I can apply the solution from the linked topic to a single data frame. But once I combine multiple of these DFs, the previously established order is lost again.
I start off with two data structures that have these odd numbers, represented as strings.
data = [
dict(name = 'test1', index = '1' , status='fail'),
dict(name = 'test3', index = '3', status='pass'),
dict(name = 'test1', index = '11', status='pass'),
dict(name = 'test1', index = '1 2 14 56', status='fail'),
dict(name = 'test1', index = '33' , status='pass'),
dict(name = 'test3', index = '20', status='fail'),
dict(name = 'test1', index = '2' , status='fail'),
dict(name = 'test1', index = '22' , status='fail'),
dict(name = 'test3', index = '5:1:50', status='pass'),]
data1 = [
dict(name = 'test1', index = '1' , status='fail'),
dict(name = 'test3', index = '3', status='fail'),
dict(name = 'test1', index = '11', status='pass'),
dict(name = 'test1', index = '1 2 14 56', status='fail'),
dict(name = 'test1', index = '33' , status='pass'),
dict(name = 'test3', index = '20', status='pass'),
dict(name = 'test1', index = '2' , status='fail'),]

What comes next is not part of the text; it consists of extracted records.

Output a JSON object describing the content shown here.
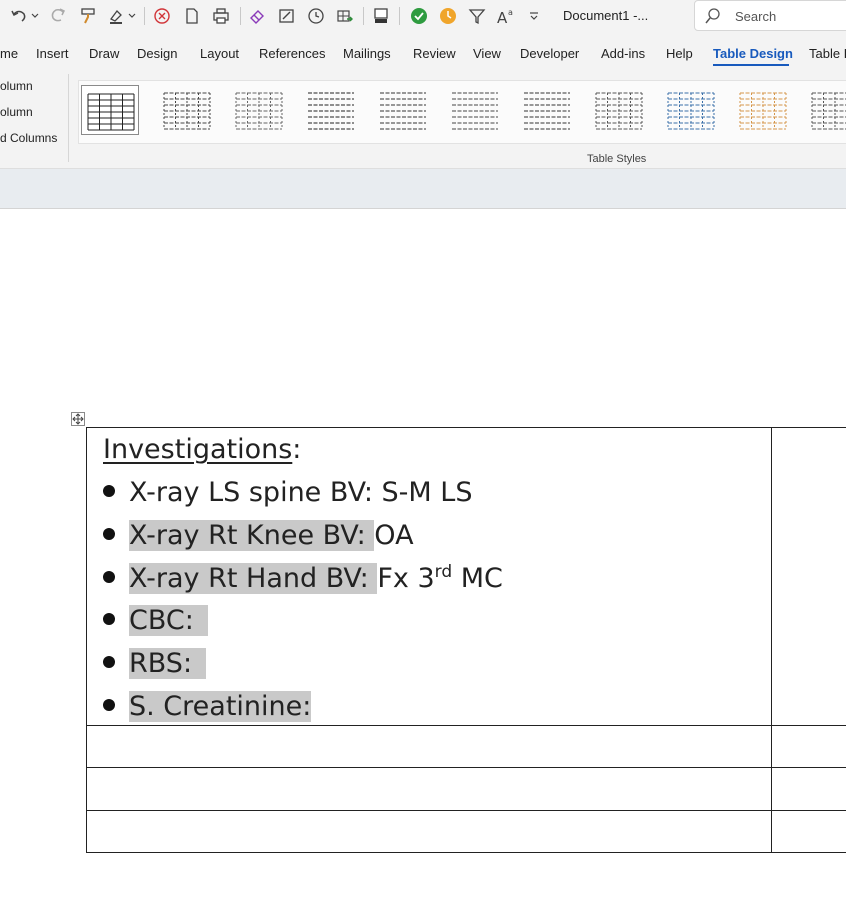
{
  "window": {
    "doc_title": "Document1  -...",
    "search_placeholder": "Search"
  },
  "quick_access": {
    "icons": [
      "undo-icon",
      "redo-icon",
      "format-painter-icon",
      "highlight-icon",
      "cancel-icon",
      "new-document-icon",
      "print-icon",
      "eraser-icon",
      "edit-form-icon",
      "clock-icon",
      "table-export-icon",
      "fill-color-icon",
      "accept-icon",
      "timer-icon",
      "filter-icon",
      "font-size-icon",
      "customize-icon"
    ]
  },
  "ribbon": {
    "tabs": [
      "me",
      "Insert",
      "Draw",
      "Design",
      "Layout",
      "References",
      "Mailings",
      "Review",
      "View",
      "Developer",
      "Add-ins",
      "Help",
      "Table Design",
      "Table L"
    ],
    "active_tab": "Table Design",
    "options": [
      "olumn",
      "olumn",
      "d Columns"
    ],
    "group_label": "Table Styles"
  },
  "document": {
    "heading": "Investigations",
    "heading_colon": ":",
    "items": [
      {
        "label": "X-ray LS spine BV: ",
        "value": "S-M LS",
        "sup": "",
        "tail": "",
        "highlight": ""
      },
      {
        "label": "X-ray Rt Knee BV: ",
        "value": "OA",
        "sup": "",
        "tail": "",
        "highlight": "label"
      },
      {
        "label": "X-ray Rt Hand BV: ",
        "value": "Fx 3",
        "sup": "rd",
        "tail": " MC",
        "highlight": "label"
      },
      {
        "label": "CBC: ",
        "value": "",
        "sup": "",
        "tail": "",
        "highlight": "label"
      },
      {
        "label": "RBS: ",
        "value": "",
        "sup": "",
        "tail": "",
        "highlight": "label"
      },
      {
        "label": "S. Creatinine: ",
        "value": "",
        "sup": "",
        "tail": "",
        "highlight": "label"
      }
    ]
  },
  "colors": {
    "accent": "#185abd",
    "highlight": "#c9c9c9",
    "ribbon_bg": "#f3f3f3",
    "text": "#111111"
  }
}
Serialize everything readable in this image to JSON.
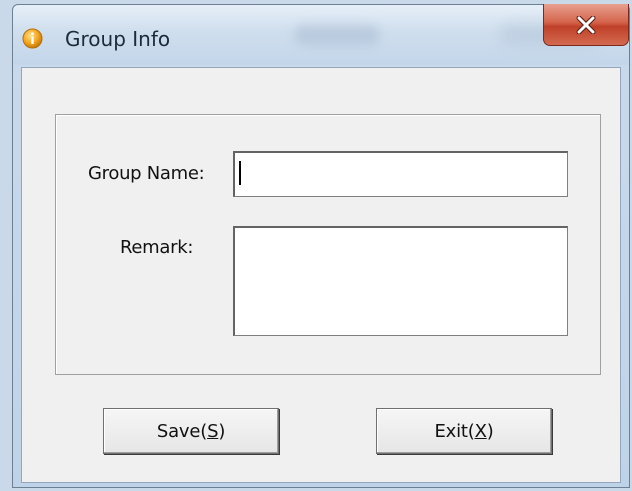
{
  "window": {
    "title": "Group Info",
    "icon": "info-icon",
    "close_glyph": "X"
  },
  "form": {
    "group_name_label": "Group Name:",
    "group_name_value": "",
    "remark_label": "Remark:",
    "remark_value": ""
  },
  "buttons": {
    "save_text": "Save(",
    "save_mnemonic": "S",
    "save_close": ")",
    "exit_text": "Exit(",
    "exit_mnemonic": "X",
    "exit_close": ")"
  },
  "colors": {
    "close_button": "#c7452c",
    "info_icon": "#f5a623",
    "dialog_background": "#f0f0f0"
  }
}
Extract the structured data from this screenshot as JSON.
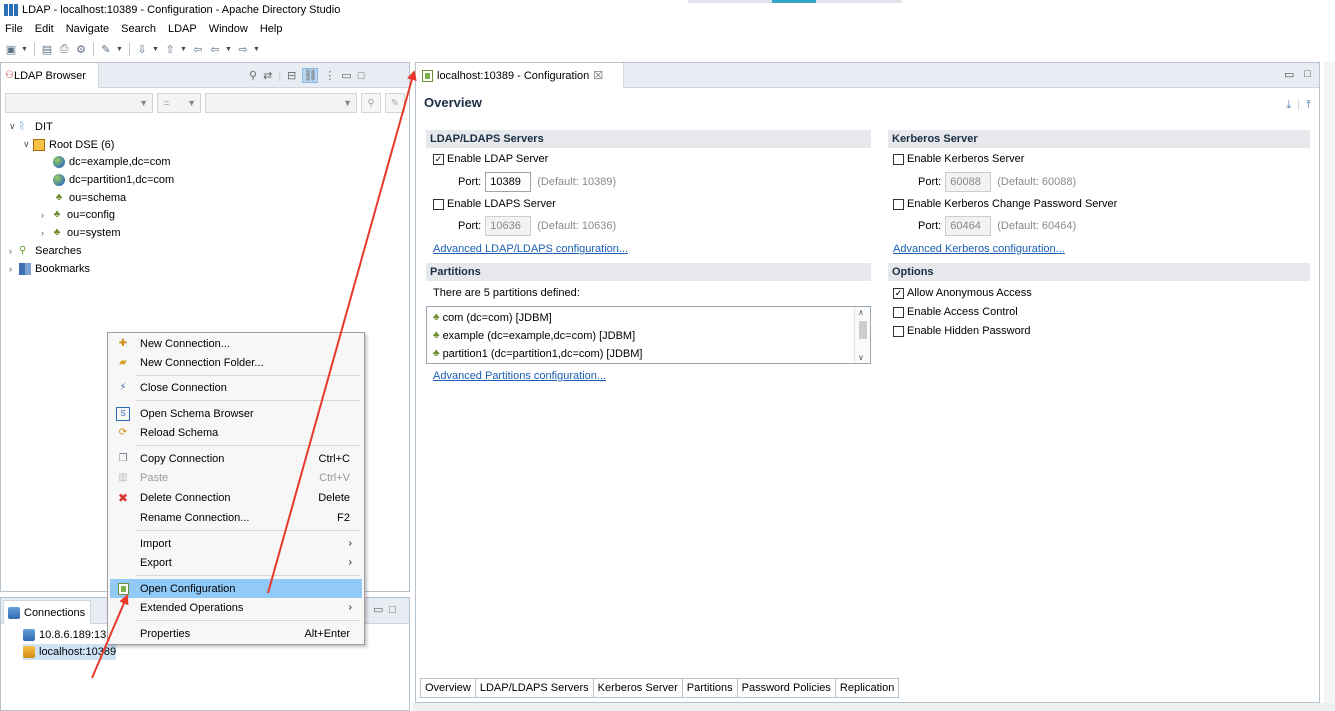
{
  "window": {
    "title": "LDAP - localhost:10389 - Configuration - Apache Directory Studio"
  },
  "menubar": [
    "File",
    "Edit",
    "Navigate",
    "Search",
    "LDAP",
    "Window",
    "Help"
  ],
  "browser": {
    "tab_label": "LDAP Browser",
    "filter_op": "=",
    "tree": {
      "dit": "DIT",
      "root_dse": "Root DSE (6)",
      "entries": [
        "dc=example,dc=com",
        "dc=partition1,dc=com",
        "ou=schema",
        "ou=config",
        "ou=system"
      ],
      "searches": "Searches",
      "bookmarks": "Bookmarks"
    }
  },
  "connections": {
    "tab_label": "Connections",
    "items": [
      "10.8.6.189:13",
      "localhost:10389"
    ]
  },
  "context_menu": {
    "items": [
      {
        "label": "New Connection...",
        "shortcut": ""
      },
      {
        "label": "New Connection Folder...",
        "shortcut": ""
      },
      {
        "label": "Close Connection",
        "shortcut": ""
      },
      {
        "label": "Open Schema Browser",
        "shortcut": ""
      },
      {
        "label": "Reload Schema",
        "shortcut": ""
      },
      {
        "label": "Copy Connection",
        "shortcut": "Ctrl+C"
      },
      {
        "label": "Paste",
        "shortcut": "Ctrl+V"
      },
      {
        "label": "Delete Connection",
        "shortcut": "Delete"
      },
      {
        "label": "Rename Connection...",
        "shortcut": "F2"
      },
      {
        "label": "Import",
        "shortcut": ""
      },
      {
        "label": "Export",
        "shortcut": ""
      },
      {
        "label": "Open Configuration",
        "shortcut": ""
      },
      {
        "label": "Extended Operations",
        "shortcut": ""
      },
      {
        "label": "Properties",
        "shortcut": "Alt+Enter"
      }
    ]
  },
  "editor": {
    "tab_label": "localhost:10389 - Configuration",
    "tab_close": "☒",
    "overview_title": "Overview",
    "ldap_section": {
      "title": "LDAP/LDAPS Servers",
      "enable_ldap": "Enable LDAP Server",
      "ldap_port_label": "Port:",
      "ldap_port": "10389",
      "ldap_default": "(Default: 10389)",
      "enable_ldaps": "Enable LDAPS Server",
      "ldaps_port_label": "Port:",
      "ldaps_port": "10636",
      "ldaps_default": "(Default: 10636)",
      "advanced_link": "Advanced LDAP/LDAPS configuration..."
    },
    "kerberos_section": {
      "title": "Kerberos Server",
      "enable_kerberos": "Enable Kerberos Server",
      "kerberos_port_label": "Port:",
      "kerberos_port": "60088",
      "kerberos_default": "(Default: 60088)",
      "enable_change_pw": "Enable Kerberos Change Password Server",
      "change_pw_port_label": "Port:",
      "change_pw_port": "60464",
      "change_pw_default": "(Default: 60464)",
      "advanced_link": "Advanced Kerberos configuration..."
    },
    "partitions_section": {
      "title": "Partitions",
      "summary": "There are 5 partitions defined:",
      "items": [
        "com (dc=com) [JDBM]",
        "example (dc=example,dc=com) [JDBM]",
        "partition1 (dc=partition1,dc=com) [JDBM]"
      ],
      "advanced_link": "Advanced Partitions configuration..."
    },
    "options_section": {
      "title": "Options",
      "allow_anonymous": "Allow Anonymous Access",
      "enable_access_control": "Enable Access Control",
      "enable_hidden_password": "Enable Hidden Password"
    },
    "page_tabs": [
      "Overview",
      "LDAP/LDAPS Servers",
      "Kerberos Server",
      "Partitions",
      "Password Policies",
      "Replication"
    ]
  },
  "colors": {
    "selection": "#91c9f7",
    "link": "#1a5fb4",
    "annotation_arrow": "#e8392b"
  }
}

First I convert them into individual data frames.
df = pd.DataFrame(data)
df1 = pd.DataFrame(data1)
Now I have e.g. df
as:
name index status
0 test1 1 fail
1 test3 3 pass
2 test1 11 pass
3 test1 1 2 14 56 fail
4 test1 33 pass
5 test3 20 fail
6 test1 2 fail
7 test1 22 fail
8 test3 5:1:50 pass
Next I massage the two DFs to create a sorted multi-index that handles the "numeric strings" non-lexically. (For details please refer to the topic linked above)
dfs = dict()
for i,d in enumerate((df, df1)):
d = (d.assign(
_tmpIdx=d['index'].str.extract(r'([\d]+)').astype(int))
.sort_values(['name', '_tmpIdx'])
.drop('_tmpIdx', axis=1)
.set_index(['name', 'index'])
)
dfs[i] = d
Now e.g. df
looks like this
(note that the index column is sorted non-lexically, despite the values being strings):
status
name index
test1 1 fail
1 2 14 56 fail
2 fail
11 pass
22 fail
33 pass
test3 3 pass
5:1:50 pass
20 fail
I now concatenate the two DFs
summary = pd.concat(dfs.values(), axis=1, keys=dfs.keys())
Unfortunately, this resets the previous sorting to lexical:
0 1
status status
name index
test1 1 fail fail
1 2 14 56 fail fail
11 pass pass
2 fail fail
22 fail NaN
33 pass pass
test3 20 fail pass
3 pass fail
5:1:50 pass NaN
How to keep the sorting for the inner level of the overall index? Is there maybe a better way of accomplishing this?